Under the recently passed law, which has gone into effect in June (more), state regulators can grant loan servicers exemptions on the foreclosure process, and allowing them to foreclose, if the lenders has a mortgage modification program in place that meets some combination of various assistance and other criteria. Among those that qualify are a deferral of a portion of the principal and also lowered interest rates for at least five years or an extension of loan terms.
In order to earn an exemption to the new 90 day moratorium, a lender's modification program needs to include an adjustment in monthly mortgage payments "targeted" at 38 percent of a borrower's income. That's a looser standard than those that have already put forward in several federal programs, including the recently announced Homeowner Affordability and Stability Plan that was announced by the Obama Administration last week. That assistance plan sought to lower mortgage payments to 31 percent of income.

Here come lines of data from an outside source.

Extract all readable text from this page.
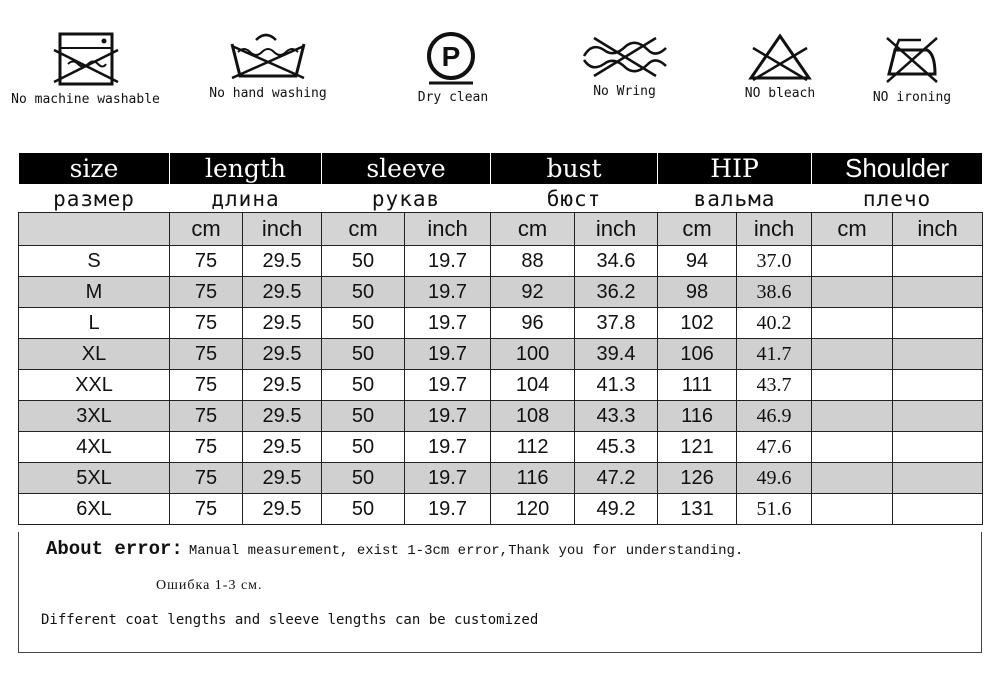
No machine washable	No hand washing
P
Dry clean	No Wring	NO bleach	NO ironing
size	length		sleeve		bust		HIP		Shoulder	
размер	длина		рукав		бюст		вальма		плечо	
	cm	inch	cm	inch	cm	inch	cm	inch	cm	inch
S	75	29.5	50	19.7	88	34.6	94	37.0		
M	75	29.5	50	19.7	92	36.2	98	38.6		
L	75	29.5	50	19.7	96	37.8	102	40.2		
XL	75	29.5	50	19.7	100	39.4	106	41.7		
XXL	75	29.5	50	19.7	104	41.3	111	43.7		
3XL	75	29.5	50	19.7	108	43.3	116	46.9		
4XL	75	29.5	50	19.7	112	45.3	121	47.6		
5XL	75	29.5	50	19.7	116	47.2	126	49.6		
6XL	75	29.5	50	19.7	120	49.2	131	51.6		
About error: Manual measurement, exist 1-3cm error,Thank you for understanding.
Ошибка 1-3 см.
Different coat lengths and sleeve lengths can be customized
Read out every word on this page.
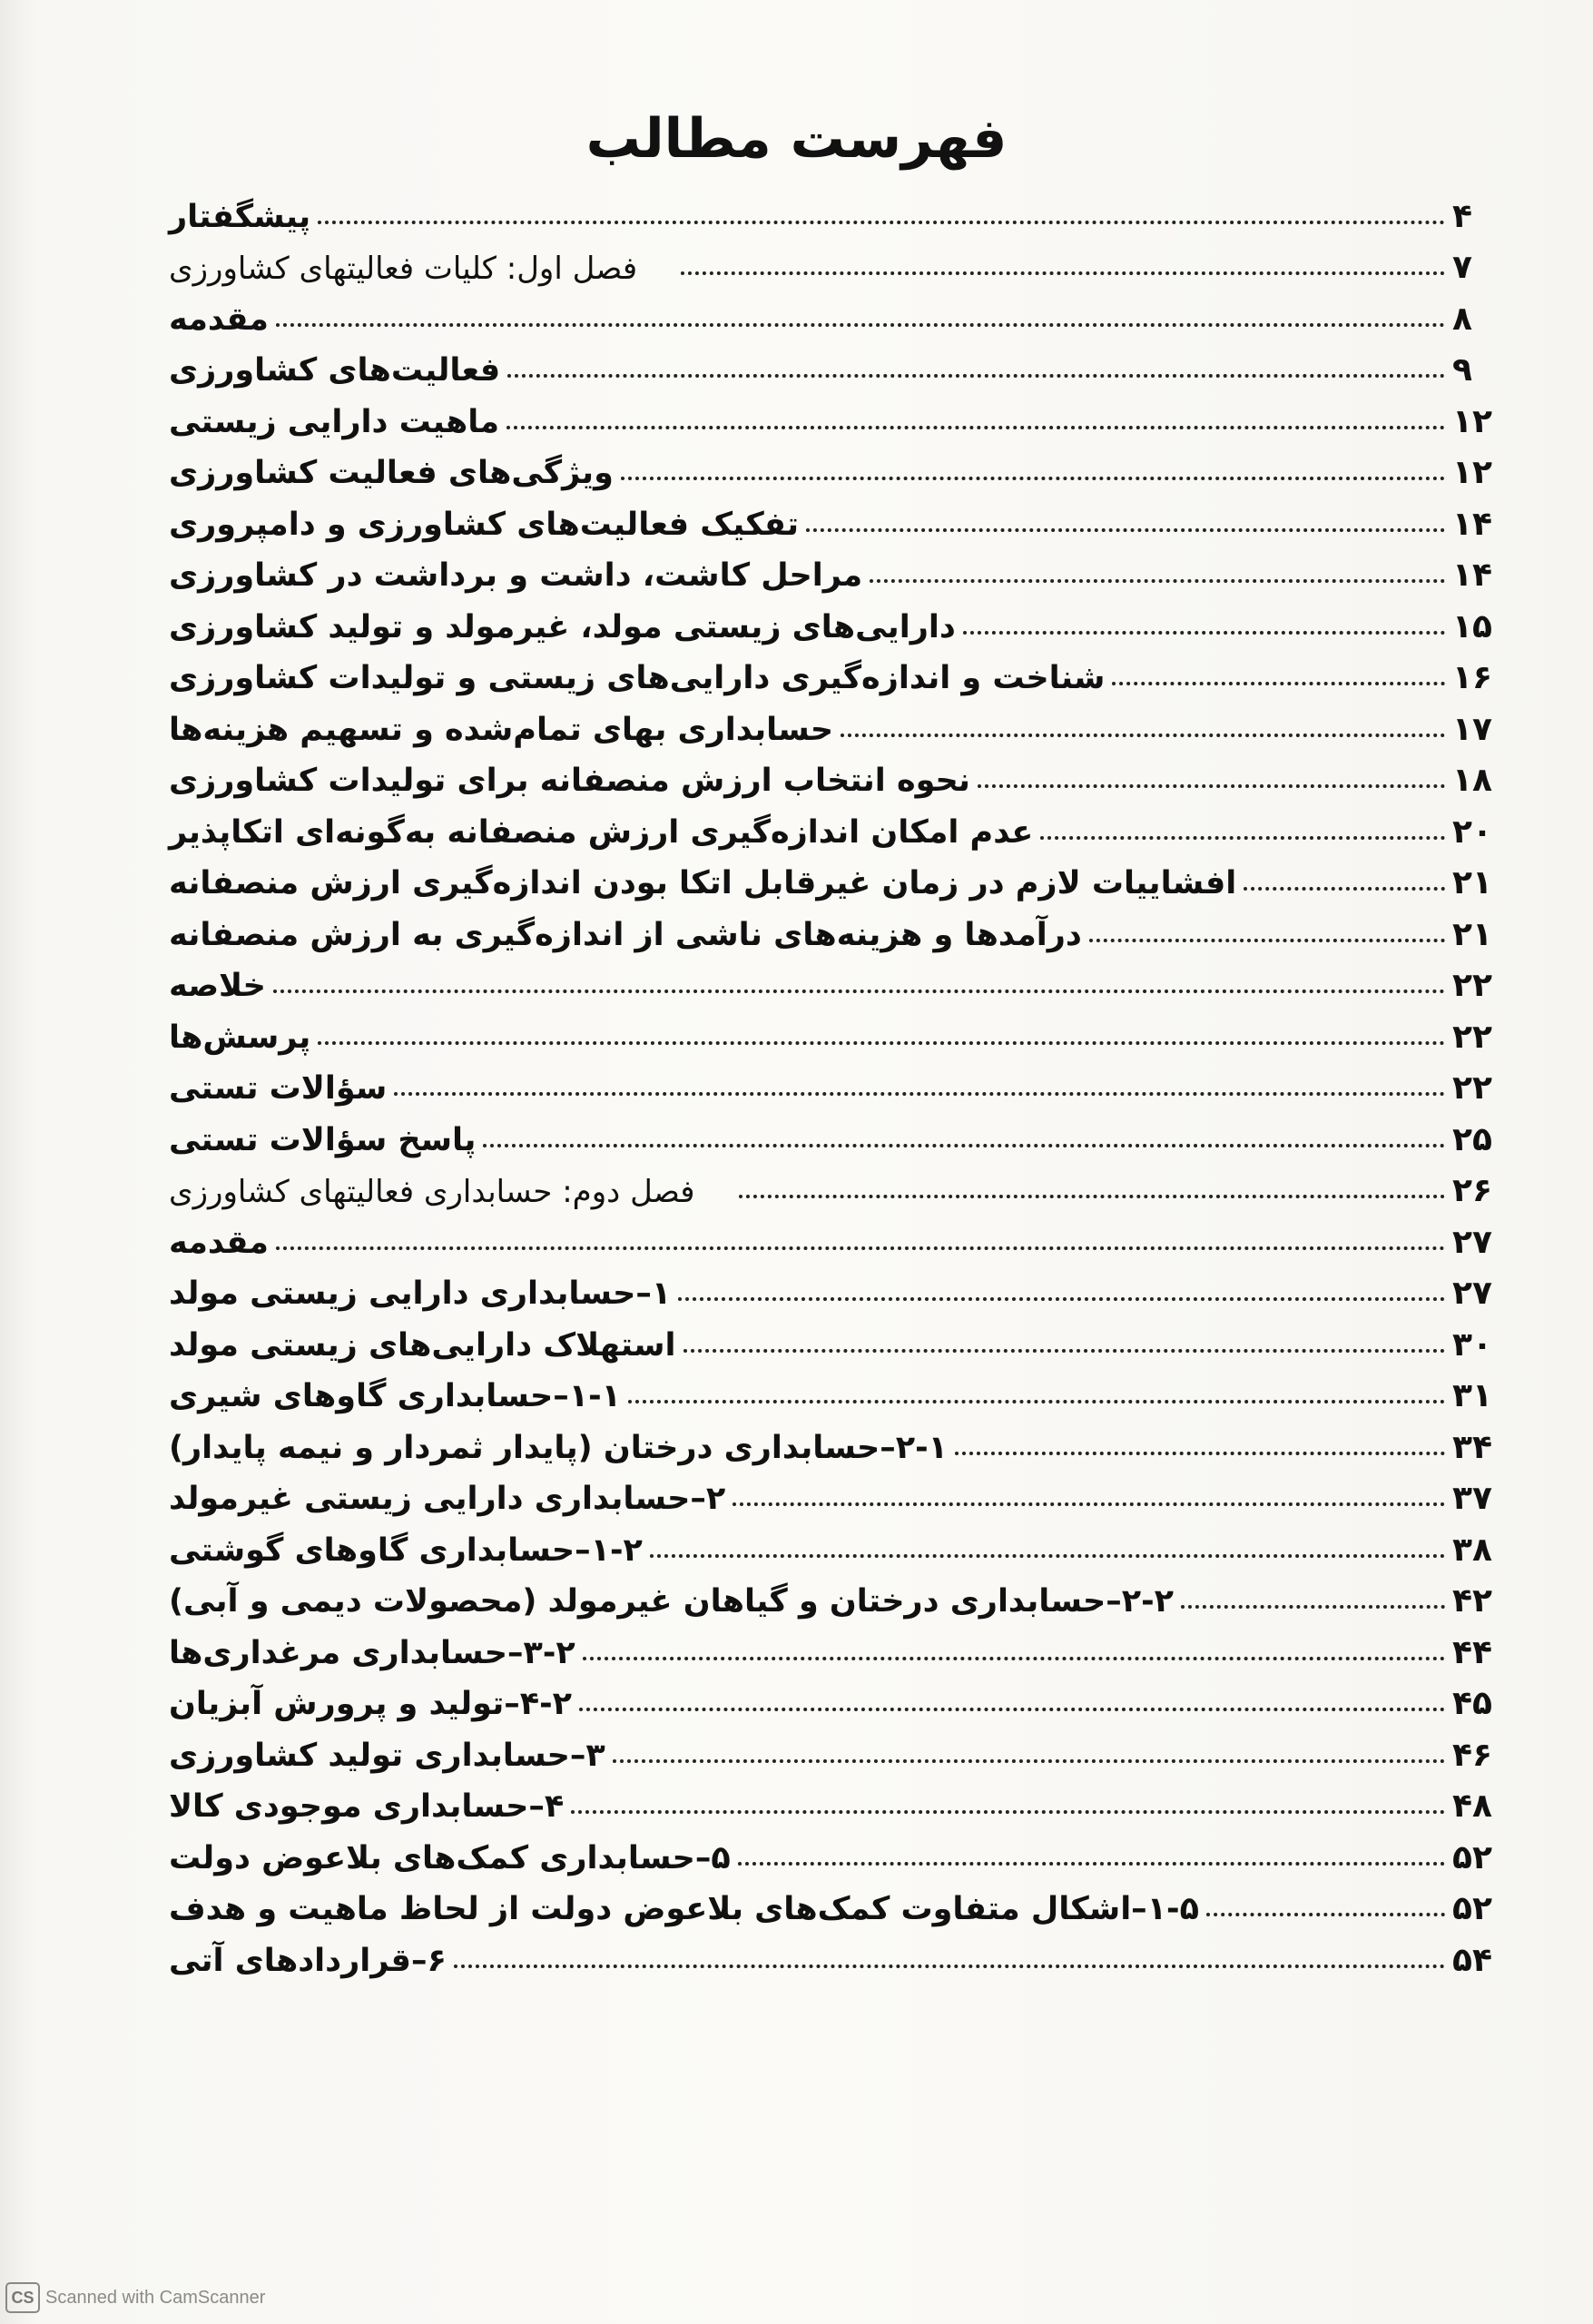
فهرست مطالب
پیشگفتار	۴
فصل اول: کلیات فعالیتهای کشاورزی	۷
مقدمه	۸
فعالیت‌های کشاورزی	۹
ماهیت دارایی زیستی	۱۲
ویژگی‌های فعالیت کشاورزی	۱۲
تفکیک فعالیت‌های کشاورزی و دامپروری	۱۴
مراحل کاشت، داشت و برداشت در کشاورزی	۱۴
دارایی‌های زیستی مولد، غیرمولد و تولید کشاورزی	۱۵
شناخت و اندازه‌گیری دارایی‌های زیستی و تولیدات کشاورزی	۱۶
حسابداری بهای تمام‌شده و تسهیم هزینه‌ها	۱۷
نحوه انتخاب ارزش منصفانه برای تولیدات کشاورزی	۱۸
عدم امکان اندازه‌گیری ارزش منصفانه به‌گونه‌ای اتکاپذیر	۲۰
افشاییات لازم در زمان غیرقابل اتکا بودن اندازه‌گیری ارزش منصفانه	۲۱
درآمدها و هزینه‌های ناشی از اندازه‌گیری به ارزش منصفانه	۲۱
خلاصه	۲۲
پرسش‌ها	۲۲
سؤالات تستی	۲۲
پاسخ سؤالات تستی	۲۵
فصل دوم: حسابداری فعالیتهای کشاورزی	۲۶
مقدمه	۲۷
۱–حسابداری دارایی زیستی مولد	۲۷
استهلاک دارایی‌های زیستی مولد	۳۰
۱-۱–حسابداری گاوهای شیری	۳۱
۲-۱–حسابداری درختان (پایدار ثمردار و نیمه پایدار)	۳۴
۲–حسابداری دارایی زیستی غیرمولد	۳۷
۱-۲–حسابداری گاوهای گوشتی	۳۸
۲-۲–حسابداری درختان و گیاهان غیرمولد (محصولات دیمی و آبی)	۴۲
۳-۲–حسابداری مرغداری‌ها	۴۴
۴-۲–تولید و پرورش آبزیان	۴۵
۳–حسابداری تولید کشاورزی	۴۶
۴–حسابداری موجودی کالا	۴۸
۵–حسابداری کمک‌های بلاعوض دولت	۵۲
۱-۵–اشکال متفاوت کمک‌های بلاعوض دولت از لحاظ ماهیت و هدف	۵۲
۶–قراردادهای آتی	۵۴
CS Scanned with CamScanner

Ensure you have a moratorium in place
To ensure you receive this moratorium, you need to work with your mortgage service and ask them about the program. You can also decide or contact a California HUD approved housing counseling agency.
It needs to also be noted that having a mortgage loan modification program and actually granting loan workouts are two different things for lenders, the law doesn't appear to speak to the latter of actually granting modifications.
Many people think that struggling homeowners and their lenders already have more than enough time to search for mutual solutions to help stop a foreclosure, and a moratorium is not needed. A California state law passed last year increased the required period from first notification to final sale of a families home by 30 days, to a total of 141. However, there is no downside to increasing the timeframe involved.
This new California mortgage foreclosure moratorium will go into effect in late May 2009.